In a study published recently in the journal Nature Communications, UCF NanoScience Technology Center assistant professor Yang Yang and co-authors demonstrated the ability of the new design to be both durable and high performing.
According to the U.S. Environmental Protection Agency, it’s important to work toward developing batteries with environmentally friendly and nonflammable components, as Americans throw billions of batteries into the trash every year.
These batteries contain toxic metals and solvents that can leak from buried batteries and contaminate soil and groundwater.
The new seawater battery UCF helped develop is a step in the environmentally friendly direction as it replaces the toxic solvent that current lithium-ion batteries contain with benign seawater.
Current lithium-ion battery solvents are also flammable, making the batteries a fire hazard if they are damaged or overheat. They can also cause fires in landfills when improperly disposed there.
Researchers have tried to overcome the problem of a toxic and flammable solvent by using water-based zinc batteries, but this has been limited by problems with internal zinc growth on the anode, which hinders battery lifespan and durability.
The new design fixes this issue by using a zinc-manganese nano-alloy to form the battery’s anode, which is an internal metal structure that generates electrons that travel to a similar structure, the cathode, inside the battery, thus creating a current and power.
Anodes and cathodes are known as electrodes because of their ability to conduct electricity.
“We developed a durable and robust 3D electrode that can be used for seawater batteries under extreme conditions,” Yang says. “We’ve worked on aqueous batteries and the use of seawater resources for many years, so we have expertise in the field and know where it should go.”
He says they used seawater as the battery electrolyte, or chemical medium that allows the electrical charge to flow between anode and cathode, because of its abundance and for its potential use in deep-sea energy storage applications.
For example, seawater batteries could be used to power undersea vehicles. And for the alloy they developed, it could be used in both water and non-water-based batteries, Yang says.
In the study, the researchers tested the design and found that the alloy-coated anode remained stable without degrading throughout 1,000 hours of charge and discharge cycling under a high current density of 80 milliampere per square centimeter.
The alloy’s stability was confirmed with synchrotron X-ray characterizations that tracked atomic and chemical changes of the anode in different stages of operation.
The researchers are also currently investigating the use of other metal alloys in addition to zinc-manganese.

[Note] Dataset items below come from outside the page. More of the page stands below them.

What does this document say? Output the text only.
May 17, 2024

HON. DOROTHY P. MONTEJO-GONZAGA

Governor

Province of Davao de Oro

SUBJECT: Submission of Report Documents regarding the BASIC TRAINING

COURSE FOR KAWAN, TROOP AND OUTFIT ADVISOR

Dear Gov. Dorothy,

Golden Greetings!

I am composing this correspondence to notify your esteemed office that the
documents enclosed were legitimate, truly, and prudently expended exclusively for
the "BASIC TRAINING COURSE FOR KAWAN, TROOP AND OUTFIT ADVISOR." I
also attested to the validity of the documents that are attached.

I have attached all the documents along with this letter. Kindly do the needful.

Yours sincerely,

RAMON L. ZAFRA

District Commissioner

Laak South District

Study co-authors were Huajun Tian, Zhao Li, David Fox, Lei Zhai and Akihiro Kushima with UCF; Guangxia Feng and Xiaonan Shan with the University of Houston; Zhenzhong Yang and Yingge Du with Pacific Northwest National Laboratory; Maoyu Wang and Zhenxing Feng with Oregon State University; and Hua Zhou with Argonne National Laboratory.
The research was funded primarily by the National Science Foundation.
Yang holds joint appointments in UCF’s NanoScience Technology Center and the Department of Materials Science and Engineering, which is part of the university’s College of Engineering and Computer Science. He is a member of UCF’s Renewable Energy and Chemical Transformation (REACT) Cluster. Before joining UCF in 2015, he was a postdoctoral fellow at Rice University and an Alexander von Humboldt Fellow at the University of Erlangen-Nuremberg in Germany. He received his doctorate in materials science from Tsinghua University in China.